With these customer insights in mind, I have designed a product that is focused on providing a low cost dynamic display for small brick and mortar businesses that can be customized and updated with a couple clicks of a button. In short, the device is essentially a self-drawing white board that can be controlled from a mobile app. It will allow store owners to quickly update menus, specials boards, and promotional displays with the hand-drawn aesthetic of a chalkboard and the dynamic nature of LCD monitor, all with zero the waste of paper signage and 1/10th the energy usage of a digital display.

The intention is to have a collection of templates that users can download onto their tablet, adjust the text and customize as they desire then simply press print and get back to work while their displays update.

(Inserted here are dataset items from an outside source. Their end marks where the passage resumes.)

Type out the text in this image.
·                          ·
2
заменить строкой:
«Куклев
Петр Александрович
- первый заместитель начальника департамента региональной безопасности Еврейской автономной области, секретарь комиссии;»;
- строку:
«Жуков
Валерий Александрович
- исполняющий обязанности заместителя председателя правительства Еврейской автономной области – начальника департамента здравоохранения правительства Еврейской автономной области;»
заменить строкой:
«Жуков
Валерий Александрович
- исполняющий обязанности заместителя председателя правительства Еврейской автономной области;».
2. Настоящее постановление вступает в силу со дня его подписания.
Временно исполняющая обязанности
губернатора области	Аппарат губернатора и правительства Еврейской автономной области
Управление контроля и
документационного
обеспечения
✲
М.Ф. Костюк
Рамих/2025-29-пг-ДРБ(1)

The core technical innovation is in the architecture of the pen plotter that yields a substantial cost reduction from the $1200+ for a typical commercial pen plotter down to a $300 plotter. The device uses a roll of frosted acetate that runs vertically on two rollers while the dry erase pen moves back and forth drawing on the surface. Combined with an eraser feature, the display can update itself without need to for intervention and doesn’t require any consumable materials, like paper. Additionally, because there is no energy required for displaying the signage, the overall power footprint is substantially lower than a digital display, ideally eventually allowing for the battery and solar powered options which would allow customers to provide dynamic displays in places where they don’t have a power connection.